Construit en 1857, le premier phare des Pâquis est justement éclairé par une lampe à arc électrique contrôlé par un régulateur automatique inspiré de celui de Foucault. L’installation, une première mondiale en matière d’éclairage des phares est réalisée par le physicien Elie Wartmann (1817-1886), professeur de physique à l’Académie de Genève, et François-Louis Rossier, conservateur du cabinet de physique. Cinq ans auparavant, Wartmann réalise deux essais d’éclairage public à la lampe à arc à Genève. Le dispositif produit un éclat égal à celui de « 300 gros becs à gaz ». Genève était éclairée depuis 1844 par le gaz de ville. Au cours du second essai, la lampe à arc située devant la Machine hydraulique produit une lumière tellement intense qu’à « cent mètres, malgré les averses, on lisait distinctement sur le Pont des Bergues et que l’éclair de la lampe avait été vu de Bursins-sur-Rolle à 16 km. Cette intensité éclairante, supérieure à celles de tous les luminaires artificiels, rend la lumière électrique spécialement propre à percer les brouillards, et par conséquent la recommande pour l’éclairage des phares », pouvait-on lire dans un article du Journal de Genève qui relatait l’expérience.

Suite à ces essais, Wartmann se voit sollicité par le département des travaux de la ville de Genève pour réaliser un essai d’électrification du nouveau phare des Pâquis et notamment pour procéder à un test en grandeur nature de son régulateur, aussi appelé fixateur. En août 1857, le Journal de Genève est enthousiaste : « C’est à Monsieur Wartmann, professeur de physique à l’Académie qui prépare l’organisation des feux du phare. Le talent et les procédés ingénieux dont a fait preuve en tant d’occasions M. Wartmann sont une sûre garantie qu’un excellent résultat ne manquera pas d’être atteint. La lumière du phare éclairera, nous dit-on, tout le port intérieur et ses abords, de manière à donner pour l’opération de l’entrée en rade pendant la nuit la même sécurité que pendant le jour aux embarcations et principalement aux bateaux à vapeur… ». Las, la tentative d’éclairage électrique ne dure que quatre mois. Sensibles à l’humidité et aux basses températures ambiantes, les piles s’affaiblissent très vite. Le fixateur montre ses limites et les vitres du fanal sont régulièrement recouvertes de suie résultant de la combustion du charbon. La lampe à arc est abandonnée et remplacée par une lampe à pétrole, puis par six becs de gaz. Témoin matériel de cette éphémère tentative subsiste aujourd’hui une maquette du régulateur conservée dans les collections du Musée d’histoire des sciences.

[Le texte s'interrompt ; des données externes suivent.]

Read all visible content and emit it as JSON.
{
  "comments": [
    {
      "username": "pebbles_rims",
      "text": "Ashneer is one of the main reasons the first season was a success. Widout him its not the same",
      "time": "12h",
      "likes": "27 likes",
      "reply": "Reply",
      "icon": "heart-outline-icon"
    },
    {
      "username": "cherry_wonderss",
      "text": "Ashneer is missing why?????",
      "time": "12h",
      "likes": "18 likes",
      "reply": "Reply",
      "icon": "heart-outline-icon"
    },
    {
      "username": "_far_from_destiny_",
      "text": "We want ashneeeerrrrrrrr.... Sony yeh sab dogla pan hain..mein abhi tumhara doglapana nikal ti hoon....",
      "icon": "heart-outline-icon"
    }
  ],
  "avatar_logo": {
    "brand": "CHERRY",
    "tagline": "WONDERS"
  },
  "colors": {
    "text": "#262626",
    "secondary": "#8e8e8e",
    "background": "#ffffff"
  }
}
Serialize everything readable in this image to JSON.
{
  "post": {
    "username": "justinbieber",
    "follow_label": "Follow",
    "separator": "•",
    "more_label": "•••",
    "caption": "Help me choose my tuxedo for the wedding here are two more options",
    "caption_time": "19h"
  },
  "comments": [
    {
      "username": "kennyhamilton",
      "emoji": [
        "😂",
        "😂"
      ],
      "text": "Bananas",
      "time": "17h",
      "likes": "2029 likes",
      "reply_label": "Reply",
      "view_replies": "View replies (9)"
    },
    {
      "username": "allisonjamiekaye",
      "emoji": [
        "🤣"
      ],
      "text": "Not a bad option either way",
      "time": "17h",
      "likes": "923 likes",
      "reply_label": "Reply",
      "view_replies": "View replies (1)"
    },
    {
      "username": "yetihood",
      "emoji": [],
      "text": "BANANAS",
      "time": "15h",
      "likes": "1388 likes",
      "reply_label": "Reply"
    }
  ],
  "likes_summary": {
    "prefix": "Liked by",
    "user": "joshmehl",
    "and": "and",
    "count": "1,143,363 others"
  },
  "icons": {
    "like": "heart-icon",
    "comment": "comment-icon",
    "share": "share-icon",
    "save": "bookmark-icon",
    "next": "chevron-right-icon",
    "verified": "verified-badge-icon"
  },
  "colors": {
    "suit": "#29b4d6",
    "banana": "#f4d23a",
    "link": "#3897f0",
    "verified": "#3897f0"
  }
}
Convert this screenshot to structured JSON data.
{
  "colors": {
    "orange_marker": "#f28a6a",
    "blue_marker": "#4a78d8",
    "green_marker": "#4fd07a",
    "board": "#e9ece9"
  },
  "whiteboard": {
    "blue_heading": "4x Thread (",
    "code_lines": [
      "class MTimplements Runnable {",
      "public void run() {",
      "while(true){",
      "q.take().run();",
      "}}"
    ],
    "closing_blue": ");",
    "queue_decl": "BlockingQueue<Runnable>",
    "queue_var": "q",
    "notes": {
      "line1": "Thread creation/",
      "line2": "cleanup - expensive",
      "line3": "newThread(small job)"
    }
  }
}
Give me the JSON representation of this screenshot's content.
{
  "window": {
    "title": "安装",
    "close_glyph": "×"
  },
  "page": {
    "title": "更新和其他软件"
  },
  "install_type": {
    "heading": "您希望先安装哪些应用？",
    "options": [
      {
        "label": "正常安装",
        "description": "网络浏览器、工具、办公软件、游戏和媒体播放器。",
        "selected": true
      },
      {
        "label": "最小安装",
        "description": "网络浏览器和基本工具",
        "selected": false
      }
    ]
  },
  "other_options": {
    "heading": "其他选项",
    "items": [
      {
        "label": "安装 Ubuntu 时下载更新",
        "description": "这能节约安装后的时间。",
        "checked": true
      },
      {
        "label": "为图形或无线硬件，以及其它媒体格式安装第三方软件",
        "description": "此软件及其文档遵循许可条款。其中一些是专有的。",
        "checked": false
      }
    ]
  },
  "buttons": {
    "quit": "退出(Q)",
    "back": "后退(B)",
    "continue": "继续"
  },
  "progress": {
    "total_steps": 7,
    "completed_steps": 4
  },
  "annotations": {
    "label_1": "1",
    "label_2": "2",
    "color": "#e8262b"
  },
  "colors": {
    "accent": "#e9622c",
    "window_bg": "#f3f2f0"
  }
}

Maquette du régulateur électrique du phare des Pâquis.
MHS 644
Bois, acier, laiton, Rossier, Wartmann, Genève, vers 1855
52x18x45cm

La tentative d’électrification du phare des Pâquis était sans doute prématurée et audacieuse pour son temps. Wartmann ne connaissait probablement pas l’existence des machines magnéto-électriques, ancêtres de nos dynamos actuelles,  apparues à cette époque,  capables de produire du courant électrique de manière mécanique. Si cela avait été le cas, le physicien genevois aurait certainement recouru à ces machines plutôt qu’aux piles pour alimenter la lampe à arc du phare. Il aurait alors installé au pied de l’édifice une machine à vapeur pour entraîner, par le biais de courroies, la machine magnéto-électrique pour qu’elle fonctionne, comme cela se fera dans de nombreux phares électriques anglais et français durant la seconde moitié du 19e siècle. Cette curieuse association entre la machine à vapeur et la dynamo contribue à prolonger l’utilisation des lampes à arc dans les phares jusque dans les années 1920, date à partir de laquelle elles seront définitivement abandonnées au profit des lampes à incandescence et à décharges, bien plus performantes.

Stéphane Fischer

 

Bibliographie

Eric Court, Le phare des Pâquis, Georg, Genève, 2019.

Journal de Genève, Faits divers. 4 octobre 1857.

Journal de Genève, Lettre de Wartmann. 9 décembre 1857.